Apakah masa depan Web3 akan terlihat lebih seperti "vibe coding"?
Sonic Labs meluncurkan Spawn, sebuah platform pengembangan yang didukung AI yang memungkinkan pengguna membangun aplikasi terdesentralisasi full-stack hanya dengan mendeskripsikan apa yang mereka inginkan dalam bahasa alami. Alih-alih menulis kontrak pintar, menghubungkan antarmuka depan, dan menangani penyebaran secara manual, sistem ini menangani seluruh alur kerja dari prompt hingga DApp langsung.
Ide ini dibangun di atas momentum alat pengkodean AI Web2 yang telah menurunkan hambatan untuk masuk ke dalam pembuatan perangkat lunak. Namun, pengembangan blockchain tetap jauh lebih kompleks, sebagian besar karena risiko yang terkait dengan kontrak pintar dan kebutuhan untuk penyebaran yang aman. Satu kesalahan dalam logika kontrak dapat menyebabkan kerugian finansial besar, itulah sebabnya banyak alat no-code atau AI telah berjuang untuk mendapatkan daya tarik di ruang Web3.
Spawn dirancang untuk menutup celah tersebut. Platform ini menghasilkan antarmuka depan, membuat kontrak pintar, menghubungkan komponen, dan beriterasi hingga aplikasi berfungsi seperti yang diinginkan.

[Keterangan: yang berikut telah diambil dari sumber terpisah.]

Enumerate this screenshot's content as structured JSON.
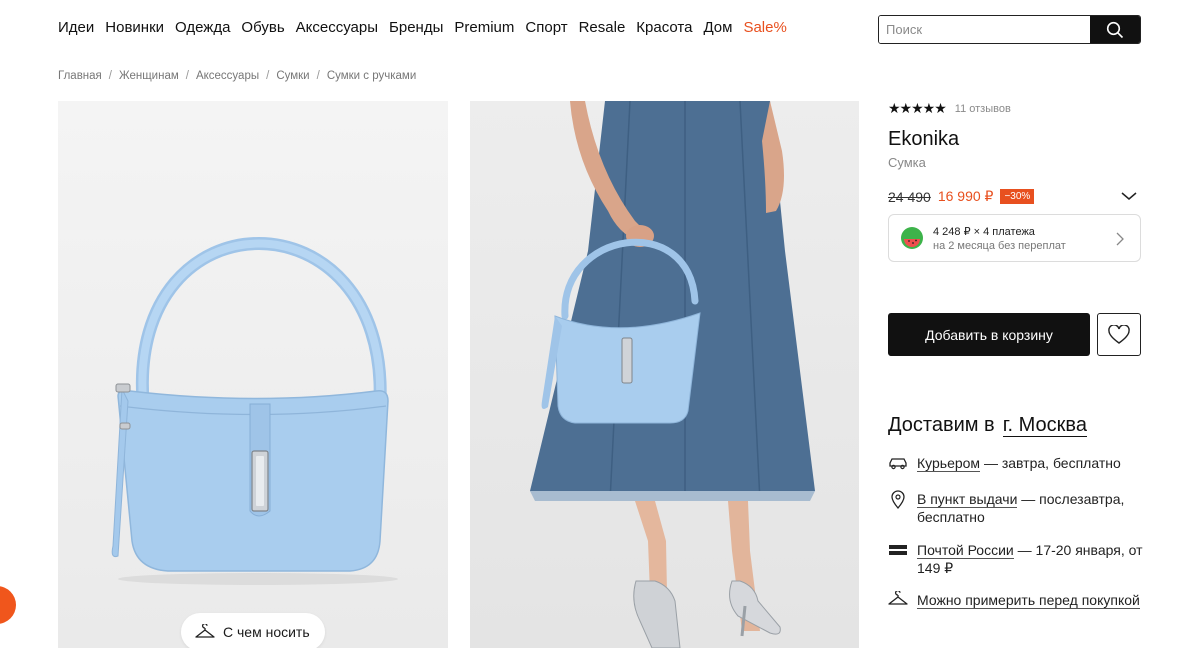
{
  "nav": {
    "items": [
      "Идеи",
      "Новинки",
      "Одежда",
      "Обувь",
      "Аксессуары",
      "Бренды",
      "Premium",
      "Спорт",
      "Resale",
      "Красота",
      "Дом"
    ],
    "sale": "Sale%"
  },
  "search": {
    "placeholder": "Поиск"
  },
  "breadcrumb": [
    "Главная",
    "Женщинам",
    "Аксессуары",
    "Сумки",
    "Сумки с ручками"
  ],
  "gallery": {
    "wear_button": "С чем носить"
  },
  "product": {
    "stars": "★★★★★",
    "reviews": "11 отзывов",
    "brand": "Ekonika",
    "type": "Сумка",
    "old_price": "24 490",
    "new_price": "16 990 ₽",
    "discount": "−30%",
    "split_line1": "4 248 ₽ × 4 платежа",
    "split_line2": "на 2 месяца без переплат",
    "add_to_cart": "Добавить в корзину"
  },
  "delivery": {
    "title": "Доставим в",
    "city": "г. Москва",
    "courier_link": "Курьером",
    "courier_rest": " — завтра, бесплатно",
    "pickup_link": "В пункт выдачи",
    "pickup_rest": " — послезавтра, бесплатно",
    "post_link": "Почтой России",
    "post_rest": " — 17-20 января, от 149 ₽",
    "fitting_link": "Можно примерить перед покупкой"
  },
  "colors": {
    "accent": "#e8501f",
    "dark": "#111111",
    "bag": "#a9cdee"
  }
}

Ini juga mencakup fitur audit yang didukung AI untuk memindai kerentanan sebelum penyebaran, mengatasi salah satu kekhawatiran terbesar dalam pengembangan blockchain otomatis.
Untuk saat ini, Spawn sedang berjalan di testnet dengan sekelompok pengguna terbatas sementara tim menyempurnakan keamanan dan keandalannya. Namun, tujuan yang lebih luas jelas: mengubah non-programmer menjadi pembangun dan secara dramatis memperluas jumlah orang yang dapat meluncurkan aplikasi terdesentralisasi.
Perubahan ini dapat mengubah bagaimana ekosistem Web3 tumbuh. Jika lebih banyak orang dapat dengan mudah membuat aplikasi, kemungkinan produk yang menarik dan ramah konsumen meningkat—serupa dengan bagaimana segelintir aplikasi viral secara historis mendorong gelombang baru adopsi kripto.